During the first few treatments, the tapping sensation on your scalp may be uncomfortable. Up to 50% of patients who receive TMS will experience some mild to moderate soreness on their head during the first week of treatment. Over-the-counter pain medicines such as aspirin, Tylenol. or Motrin can be used, before or after TMS sessions, to manage the discomfort. Over time, the scalp becomes less sensitive to the tapping sensation of the magnetic pulses and the treatment does not produce discomfort.
What are the risks or side effects of TMS?
TMS is relatively free of side effects, compared to other treatments for depression. Studies show that about one in five people will develop a mild to moderate headache or scalp soreness after they receive TMS especially during the first week. Throughout the NeuroStar TMS Therapy studies, more than 10,000 active TMS treatments were safely performed. There were no “body system” side effects, such as sedation, nausea, or dry mouth, no adverse effects on concentration or memory, no seizures, no interactions with medications. Fewer than 5 percent of the subjects enrolled in the TMS clinical trials dropped out due to adverse events, reflecting a high degree of tolerability of TMS compared with antidepressant medications.
Do I need to stop taking my medications to get TMS therapy?
Not necessarily. This is decided on an individual basis. During your pre-treatment consultation/evaluation, the doctor will discuss this with you, and, together, you will decide about what medications you will be on during TMS therapy at Butler Hospital.
How do I find out if I am a good candidate for TMS at Butler Hospital?
Once you have reviewed the information on this website, you may have a better idea if TMS is a treatment consideration for you. You can call and request a packet of information be sent to you in the mail (401) 455-6632. If you have learned enough about TMS and want to take the next step toward getting treatment, you can call (401) 455-6349 to arrange a consultation appointment with Dr.
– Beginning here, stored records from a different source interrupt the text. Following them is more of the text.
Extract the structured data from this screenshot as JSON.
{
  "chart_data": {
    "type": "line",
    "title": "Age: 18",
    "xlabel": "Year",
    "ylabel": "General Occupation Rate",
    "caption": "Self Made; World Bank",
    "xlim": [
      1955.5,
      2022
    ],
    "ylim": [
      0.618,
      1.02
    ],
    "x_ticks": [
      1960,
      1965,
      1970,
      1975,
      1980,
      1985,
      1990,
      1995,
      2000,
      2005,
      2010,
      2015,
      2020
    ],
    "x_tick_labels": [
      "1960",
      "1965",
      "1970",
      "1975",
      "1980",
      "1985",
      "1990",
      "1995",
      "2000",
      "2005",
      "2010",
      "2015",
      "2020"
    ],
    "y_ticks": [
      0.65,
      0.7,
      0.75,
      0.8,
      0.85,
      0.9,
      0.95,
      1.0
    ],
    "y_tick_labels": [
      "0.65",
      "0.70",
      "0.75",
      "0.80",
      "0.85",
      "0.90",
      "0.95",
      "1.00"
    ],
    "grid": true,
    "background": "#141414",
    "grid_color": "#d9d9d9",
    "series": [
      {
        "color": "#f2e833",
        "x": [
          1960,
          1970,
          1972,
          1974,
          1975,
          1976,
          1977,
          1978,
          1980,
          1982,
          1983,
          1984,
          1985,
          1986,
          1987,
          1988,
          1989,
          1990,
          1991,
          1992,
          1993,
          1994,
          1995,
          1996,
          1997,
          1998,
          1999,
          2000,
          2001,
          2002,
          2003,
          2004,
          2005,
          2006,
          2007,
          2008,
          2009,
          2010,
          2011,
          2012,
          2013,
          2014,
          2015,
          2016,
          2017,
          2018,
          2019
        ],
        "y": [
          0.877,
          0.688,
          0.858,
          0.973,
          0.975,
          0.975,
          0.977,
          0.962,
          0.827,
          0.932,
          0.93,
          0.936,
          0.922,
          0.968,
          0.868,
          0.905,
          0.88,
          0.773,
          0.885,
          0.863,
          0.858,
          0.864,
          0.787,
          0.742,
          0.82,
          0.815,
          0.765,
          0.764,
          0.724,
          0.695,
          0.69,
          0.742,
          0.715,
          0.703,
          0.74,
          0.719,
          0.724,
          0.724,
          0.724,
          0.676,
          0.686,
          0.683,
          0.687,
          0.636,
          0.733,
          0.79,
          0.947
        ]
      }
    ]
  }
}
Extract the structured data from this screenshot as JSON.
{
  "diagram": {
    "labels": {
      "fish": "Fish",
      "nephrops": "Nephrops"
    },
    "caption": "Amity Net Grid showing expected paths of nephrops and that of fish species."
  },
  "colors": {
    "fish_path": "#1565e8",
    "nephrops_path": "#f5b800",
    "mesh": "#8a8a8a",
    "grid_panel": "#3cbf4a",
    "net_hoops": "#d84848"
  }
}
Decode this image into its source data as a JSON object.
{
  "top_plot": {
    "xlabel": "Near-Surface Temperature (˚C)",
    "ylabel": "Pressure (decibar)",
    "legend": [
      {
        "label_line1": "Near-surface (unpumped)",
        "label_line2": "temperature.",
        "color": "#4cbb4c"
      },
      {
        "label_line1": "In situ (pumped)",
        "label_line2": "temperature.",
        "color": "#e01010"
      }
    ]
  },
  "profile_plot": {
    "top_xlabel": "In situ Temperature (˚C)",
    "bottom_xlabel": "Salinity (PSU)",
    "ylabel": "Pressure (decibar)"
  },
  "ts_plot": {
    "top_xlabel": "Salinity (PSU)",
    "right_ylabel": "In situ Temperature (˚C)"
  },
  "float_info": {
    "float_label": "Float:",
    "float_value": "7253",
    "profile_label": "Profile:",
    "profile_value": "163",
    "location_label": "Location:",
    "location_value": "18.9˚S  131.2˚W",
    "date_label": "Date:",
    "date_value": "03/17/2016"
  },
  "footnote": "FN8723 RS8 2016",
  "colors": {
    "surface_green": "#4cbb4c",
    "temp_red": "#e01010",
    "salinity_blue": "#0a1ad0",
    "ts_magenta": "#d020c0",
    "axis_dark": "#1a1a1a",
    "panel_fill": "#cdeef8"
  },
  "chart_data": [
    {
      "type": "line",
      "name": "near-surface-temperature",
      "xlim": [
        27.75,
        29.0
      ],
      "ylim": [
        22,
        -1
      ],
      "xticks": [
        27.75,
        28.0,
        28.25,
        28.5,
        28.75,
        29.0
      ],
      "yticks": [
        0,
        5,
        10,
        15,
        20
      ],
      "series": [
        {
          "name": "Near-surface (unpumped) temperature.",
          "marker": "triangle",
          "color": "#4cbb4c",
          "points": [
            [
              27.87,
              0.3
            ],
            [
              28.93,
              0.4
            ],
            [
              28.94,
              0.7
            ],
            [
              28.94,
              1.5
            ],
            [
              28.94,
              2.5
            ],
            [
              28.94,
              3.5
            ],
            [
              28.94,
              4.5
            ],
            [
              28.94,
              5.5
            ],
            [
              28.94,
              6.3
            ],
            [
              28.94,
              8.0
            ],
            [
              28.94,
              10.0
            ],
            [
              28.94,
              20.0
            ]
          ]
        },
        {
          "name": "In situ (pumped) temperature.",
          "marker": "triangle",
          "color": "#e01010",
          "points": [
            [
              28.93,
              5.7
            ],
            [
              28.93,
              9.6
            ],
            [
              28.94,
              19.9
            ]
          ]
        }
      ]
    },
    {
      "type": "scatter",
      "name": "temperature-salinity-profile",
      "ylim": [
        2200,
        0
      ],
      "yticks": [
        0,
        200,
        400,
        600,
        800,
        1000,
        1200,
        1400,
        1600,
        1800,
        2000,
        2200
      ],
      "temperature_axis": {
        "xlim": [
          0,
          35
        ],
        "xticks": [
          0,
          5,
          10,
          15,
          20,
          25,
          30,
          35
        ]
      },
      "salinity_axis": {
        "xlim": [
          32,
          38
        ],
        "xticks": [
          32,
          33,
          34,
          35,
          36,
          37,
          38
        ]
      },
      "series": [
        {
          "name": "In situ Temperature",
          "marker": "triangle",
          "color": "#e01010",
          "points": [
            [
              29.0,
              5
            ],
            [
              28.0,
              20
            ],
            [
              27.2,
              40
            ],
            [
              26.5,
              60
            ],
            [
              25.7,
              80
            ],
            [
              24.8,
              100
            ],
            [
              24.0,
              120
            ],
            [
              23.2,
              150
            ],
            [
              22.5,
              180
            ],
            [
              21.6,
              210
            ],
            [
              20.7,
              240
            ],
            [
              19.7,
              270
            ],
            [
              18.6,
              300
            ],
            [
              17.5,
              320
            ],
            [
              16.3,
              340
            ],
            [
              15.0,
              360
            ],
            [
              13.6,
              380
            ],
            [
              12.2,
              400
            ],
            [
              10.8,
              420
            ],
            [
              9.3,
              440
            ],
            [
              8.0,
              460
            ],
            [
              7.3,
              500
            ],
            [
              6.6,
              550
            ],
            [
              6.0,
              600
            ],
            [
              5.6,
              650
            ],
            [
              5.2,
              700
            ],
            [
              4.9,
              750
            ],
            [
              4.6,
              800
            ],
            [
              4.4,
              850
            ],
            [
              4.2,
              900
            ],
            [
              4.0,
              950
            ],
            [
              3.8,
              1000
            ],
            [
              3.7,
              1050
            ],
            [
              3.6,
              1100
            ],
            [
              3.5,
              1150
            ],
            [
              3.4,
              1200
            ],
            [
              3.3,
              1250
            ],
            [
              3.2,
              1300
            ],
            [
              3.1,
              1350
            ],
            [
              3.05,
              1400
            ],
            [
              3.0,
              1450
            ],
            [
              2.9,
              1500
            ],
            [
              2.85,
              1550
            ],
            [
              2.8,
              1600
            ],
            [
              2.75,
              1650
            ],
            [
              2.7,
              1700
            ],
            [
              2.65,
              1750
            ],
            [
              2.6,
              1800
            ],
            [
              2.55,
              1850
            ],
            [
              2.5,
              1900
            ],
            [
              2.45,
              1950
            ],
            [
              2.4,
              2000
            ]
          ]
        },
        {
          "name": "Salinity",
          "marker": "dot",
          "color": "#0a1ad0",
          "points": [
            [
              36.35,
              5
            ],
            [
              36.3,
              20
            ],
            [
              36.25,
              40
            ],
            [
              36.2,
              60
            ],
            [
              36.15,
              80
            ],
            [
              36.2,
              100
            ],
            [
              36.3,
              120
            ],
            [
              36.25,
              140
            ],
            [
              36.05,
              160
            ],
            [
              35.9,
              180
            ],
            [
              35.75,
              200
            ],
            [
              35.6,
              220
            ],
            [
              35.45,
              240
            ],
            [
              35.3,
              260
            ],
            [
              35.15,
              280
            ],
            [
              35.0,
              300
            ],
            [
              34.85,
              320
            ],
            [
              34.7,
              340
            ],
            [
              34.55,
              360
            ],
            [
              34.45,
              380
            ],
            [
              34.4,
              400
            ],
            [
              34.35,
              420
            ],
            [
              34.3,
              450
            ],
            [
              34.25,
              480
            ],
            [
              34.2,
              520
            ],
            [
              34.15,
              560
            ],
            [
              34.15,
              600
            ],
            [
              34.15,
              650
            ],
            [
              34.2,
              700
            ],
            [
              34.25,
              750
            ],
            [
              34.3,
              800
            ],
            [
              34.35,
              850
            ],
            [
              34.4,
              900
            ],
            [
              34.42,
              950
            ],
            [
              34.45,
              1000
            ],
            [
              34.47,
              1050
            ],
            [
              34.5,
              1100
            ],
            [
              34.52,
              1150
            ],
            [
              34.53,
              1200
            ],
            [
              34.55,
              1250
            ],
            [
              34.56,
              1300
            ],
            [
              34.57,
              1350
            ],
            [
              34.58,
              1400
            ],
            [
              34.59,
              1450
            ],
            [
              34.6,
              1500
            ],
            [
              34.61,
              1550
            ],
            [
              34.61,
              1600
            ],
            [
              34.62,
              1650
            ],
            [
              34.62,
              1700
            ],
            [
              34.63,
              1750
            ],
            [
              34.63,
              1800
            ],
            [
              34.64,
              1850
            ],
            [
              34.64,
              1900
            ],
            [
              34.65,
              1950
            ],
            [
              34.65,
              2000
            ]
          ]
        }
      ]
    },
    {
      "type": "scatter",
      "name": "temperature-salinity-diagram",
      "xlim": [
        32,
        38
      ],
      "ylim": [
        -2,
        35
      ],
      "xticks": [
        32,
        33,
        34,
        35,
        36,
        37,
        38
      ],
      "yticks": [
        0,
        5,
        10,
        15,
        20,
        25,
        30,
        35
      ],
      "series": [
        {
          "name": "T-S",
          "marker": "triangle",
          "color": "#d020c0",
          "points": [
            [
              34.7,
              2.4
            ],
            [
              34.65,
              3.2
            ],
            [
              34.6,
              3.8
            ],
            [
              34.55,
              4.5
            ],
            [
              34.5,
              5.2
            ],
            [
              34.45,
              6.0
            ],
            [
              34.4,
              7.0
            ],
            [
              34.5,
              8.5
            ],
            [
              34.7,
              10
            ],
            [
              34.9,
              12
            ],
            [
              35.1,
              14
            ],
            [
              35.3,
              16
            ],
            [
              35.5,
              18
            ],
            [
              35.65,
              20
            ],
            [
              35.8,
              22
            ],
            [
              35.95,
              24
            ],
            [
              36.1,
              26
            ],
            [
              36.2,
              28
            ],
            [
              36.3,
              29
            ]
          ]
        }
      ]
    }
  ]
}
Carpenter.
Does Insurance pay for TMS treatment?
Since TMS is a new treatment (approved by FDA in October of 2008), most insurance providers do not yet routinely cover it, though they will consider a request on a case-by-case basis. There is a company called Care Connection that works with our patients towards processing claims, either for pre-approval or reimbursement after one has paid for TMS out of pocket. A caseworker will be assigned to help with getting all available benefits for TMS. However, at this time, each patient is responsible for payment prior to receiving TMS at Butler Hospital.